By Gwen Rockwood, newspaper columnist and mama of 3
Let me set the scene. We were at a restaurant with the whole family, including my mom, all three of our college kids, plus two roommates brought home by our 20-year-old son Jack, who was in town for spring break. His roommates were both born and raised in Michigan, and this was their first trip to a city in the South. We were on a culinary mission to show them the best Southern cuisine has to offer.
With plates loaded with barbecue brisket, ribs, green beans, burnt ends, and mac and cheese, we navigated through the bustling barbecue joint to the enclosed patio out back. We settled down at a long picnic-style table, and I couldn’t wait to see the boys’ reaction to what would undoubtedly be the best barbecue they’d ever had.
That’s when a middle-aged guy sitting two tables over started singing. His loud snippets of an unidentifiable song clashed with the background music. He wasn’t crooning. He was caterwauling. And it kept going on and on, separated only by brief pauses. The guy’s back was to me, but I watched the people at his table as I tried to figure out what was happening. Was this a birthday party? Was he drunk? The people at his table seemed amused.
But I wasn’t laughing. I was bothered. What started as mild annoyance was ramping up into anger. Doesn’t this guy know how rude it is to be so loud and disruptive in a restaurant? Why wasn’t he stopping? Why weren’t his friends asking him to stop? How did they think it was okay to interrupt dinner for other paying customers who’d come for a meal and conversation – not an off-key mashup of noise and nuisance.

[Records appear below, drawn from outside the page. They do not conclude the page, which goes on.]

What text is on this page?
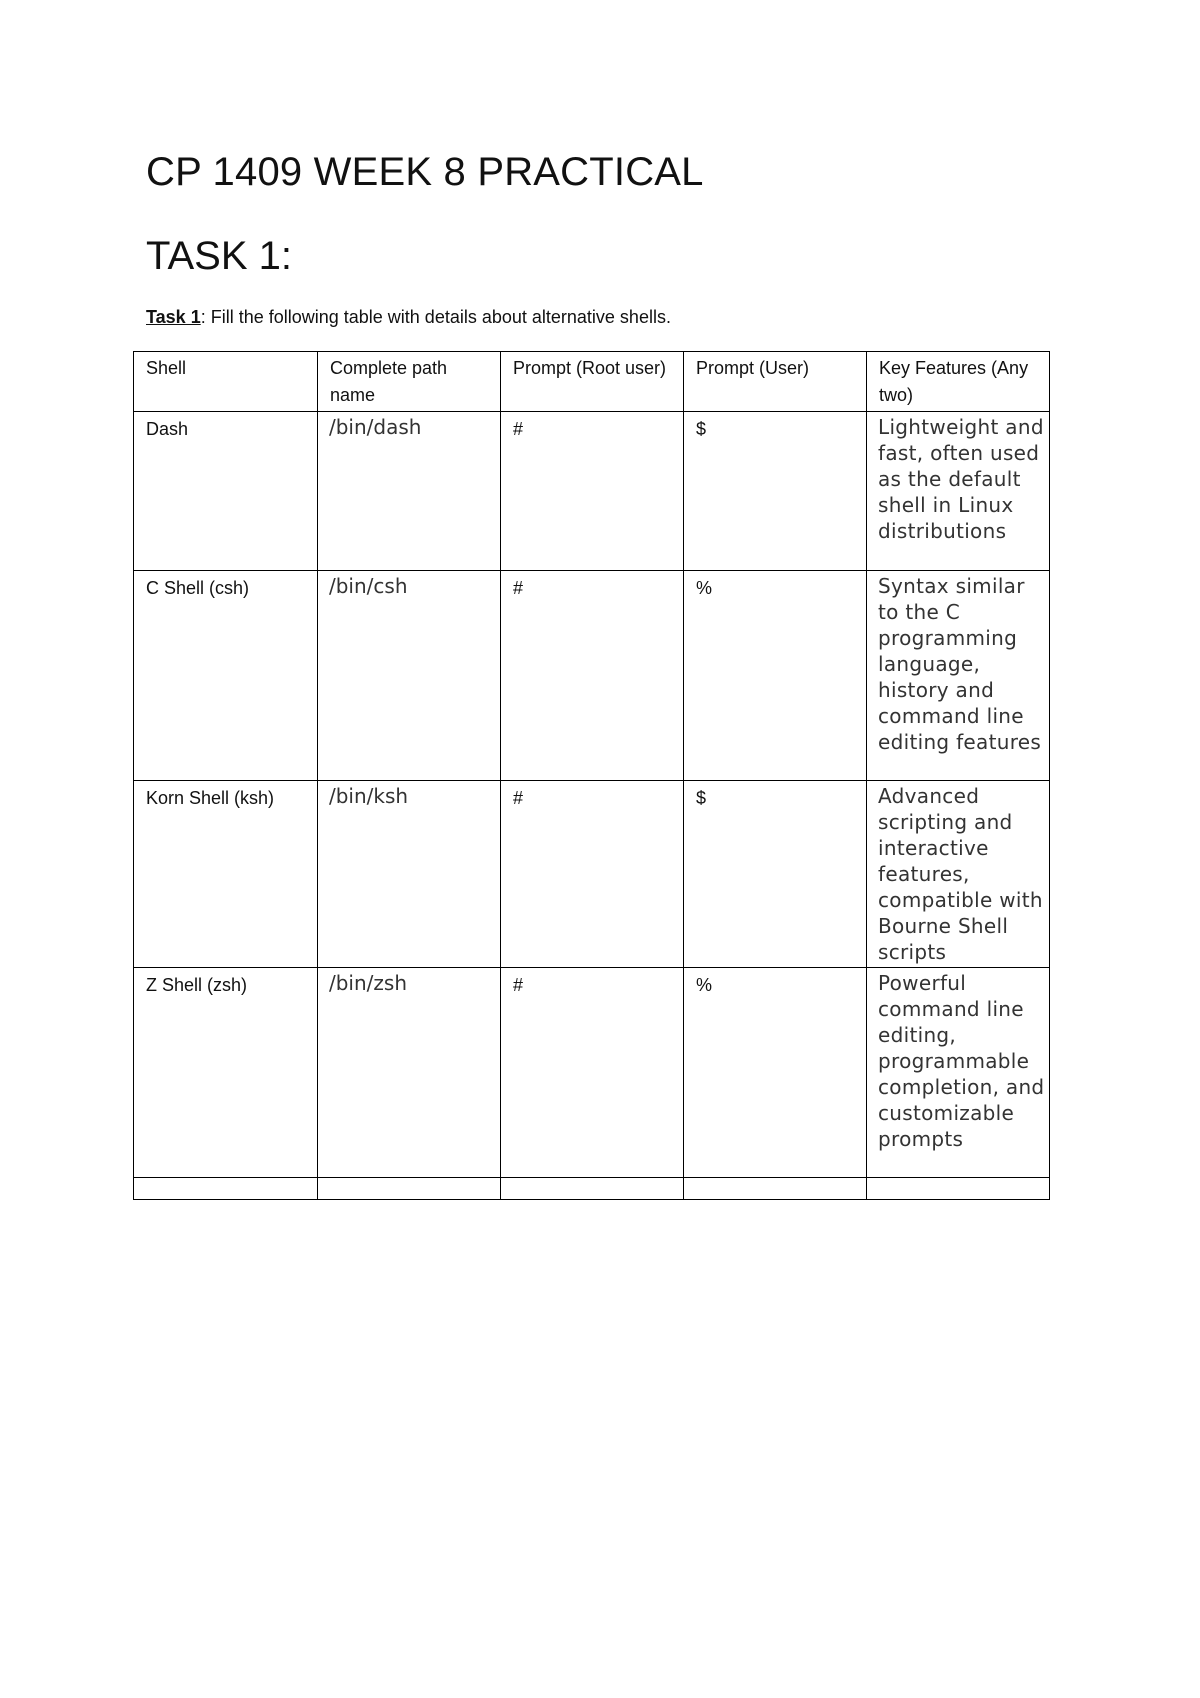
CP 1409 WEEK 8 PRACTICAL
TASK 1:

Task 1: Fill the following table with details about alternative shells.

Shell	Complete path name	Prompt (Root user)	Prompt (User)	Key Features (Any two)
Dash	/bin/dash	#	$	Lightweight and fast, often used as the default shell in Linux distributions
C Shell (csh)	/bin/csh	#	%	Syntax similar to the C programming language, history and command line editing features
Korn Shell (ksh)	/bin/ksh	#	$	Advanced scripting and interactive features, compatible with Bourne Shell scripts
Z Shell (zsh)	/bin/zsh	#	%	Powerful command line editing, programmable completion, and customizable prompts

I aimed a few pointed, pleading stares in their direction. But my furrowed brows were no match for the chaos at their table. I considered finding a manager and asking if they would tell the guy to dial down the distraction. But I didn’t want to make things worse. I just wanted our out-of-town guests to have a good time and a good meal.

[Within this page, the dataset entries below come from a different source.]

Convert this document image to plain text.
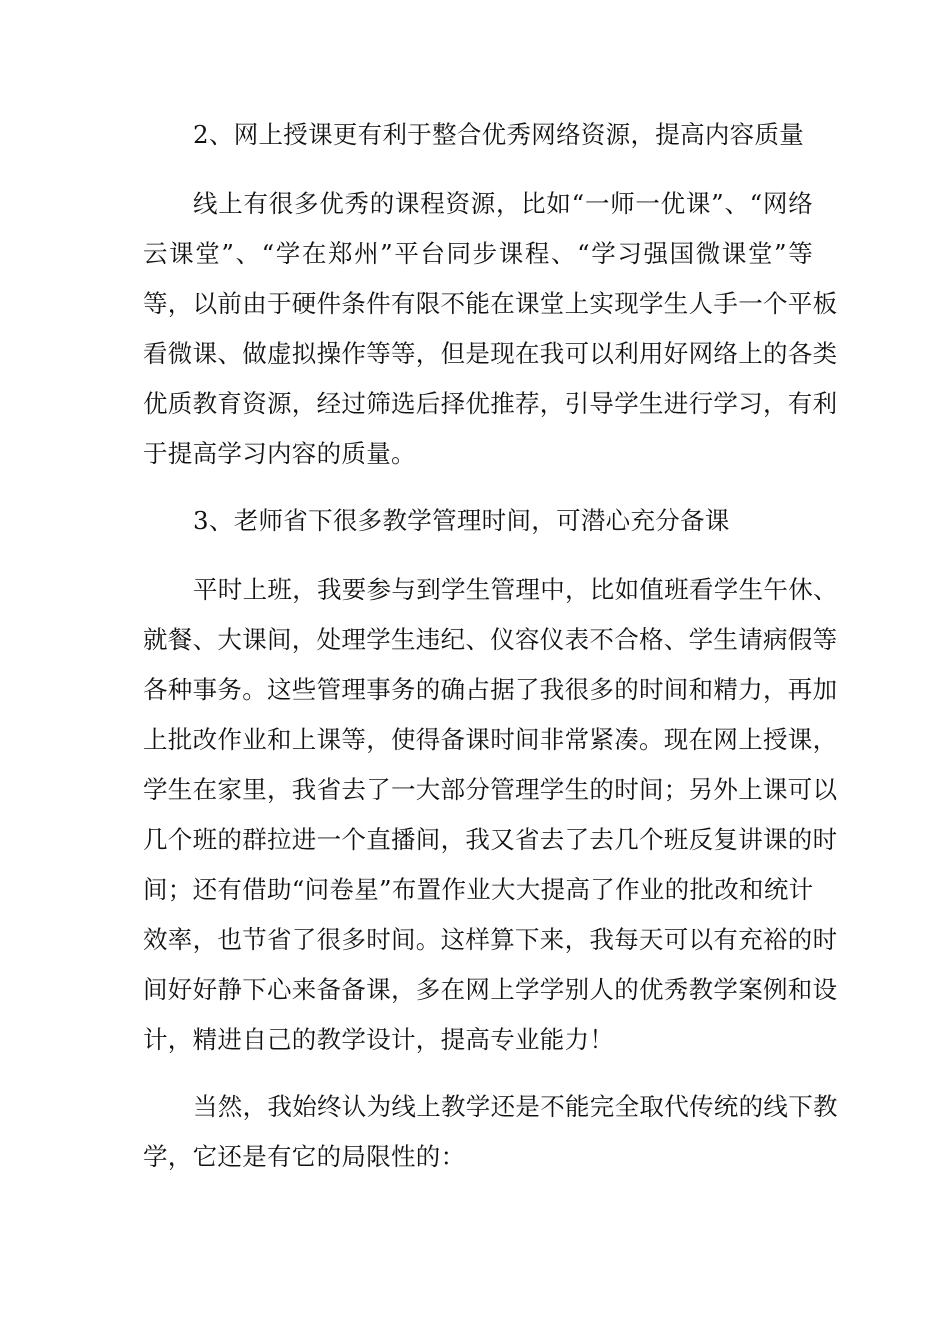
2、网上授课更有利于整合优秀网络资源，提高内容质量

线上有很多优秀的课程资源，比如“一师一优课”、“网络

云课堂”、“学在郑州”平台同步课程、“学习强国微课堂”等

等，以前由于硬件条件有限不能在课堂上实现学生人手一个平板

看微课、做虚拟操作等等，但是现在我可以利用好网络上的各类

优质教育资源，经过筛选后择优推荐，引导学生进行学习，有利

于提高学习内容的质量。

3、老师省下很多教学管理时间，可潜心充分备课

平时上班，我要参与到学生管理中，比如值班看学生午休、

就餐、大课间，处理学生违纪、仪容仪表不合格、学生请病假等

各种事务。这些管理事务的确占据了我很多的时间和精力，再加

上批改作业和上课等，使得备课时间非常紧凑。现在网上授课，

学生在家里，我省去了一大部分管理学生的时间；另外上课可以

几个班的群拉进一个直播间，我又省去了去几个班反复讲课的时

间；还有借助“问卷星”布置作业大大提高了作业的批改和统计

效率，也节省了很多时间。这样算下来，我每天可以有充裕的时

间好好静下心来备备课，多在网上学学别人的优秀教学案例和设

计，精进自己的教学设计，提高专业能力！

当然，我始终认为线上教学还是不能完全取代传统的线下教

学，它还是有它的局限性的：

I glanced down the long table at the five college kids we’d brought with us. They were elbow-deep in barbecue sauce – eating, talking, and laughing. If they’d noticed the guy causing a scene, they didn’t seem bothered by it. And that’s when a connection formed in my brain that helped me go from furious back down to fine.
Earlier that day, I’d started listening to a popular audiobook titled “Let Them Theory” by Mel Robbins. I was only a few chapters in, but I was beginning to get the gist, which is this: Let people be who they are and do what they do without becoming obsessed with fixing or changing it. (Usually, you don’t have the power to change it anyway.) After the “let them” part of the formula, you’re supposed to say, “Let me” and focus on yourself and what you can control (which is typically your own reaction).
As one book reviewer put it, it’s about “learning how to protect your peace without needing to change what others do.” Easy to say, but often hard to do.
But something clicked in that moment. I realized the loud and obnoxious guy wasn’t “making” me mad. I was choosing to be mad. I had the option of focusing only on our table. I didn’t have to stew. I didn’t have to go to war, even inside my own mind. I didn’t want to spend that dinner feeling frustrated, and I realized I could stop – even if the rude guy didn’t.
So that’s what I did. I protected my peace. It turns out that having control over a situation is not a prerequisite for having peace. Try it the next time something or someone is driving you nuts.
In the weeks since my barbecue epiphany, I’ve thought more about the guy from that night. Maybe he was just a jerk, or maybe not. I remember how my dad, who suffered from dementia in the last decade of his life, sometimes said and did loud or inappropriate things in public. Medical and mental conditions don’t always play by the rules of polite society. And I have no idea what that man and his friends or family might be learning to live with. But I do know I wish them peace, whatever it is.
As for my own peace, from now on I’ll try to be more responsible for that, too.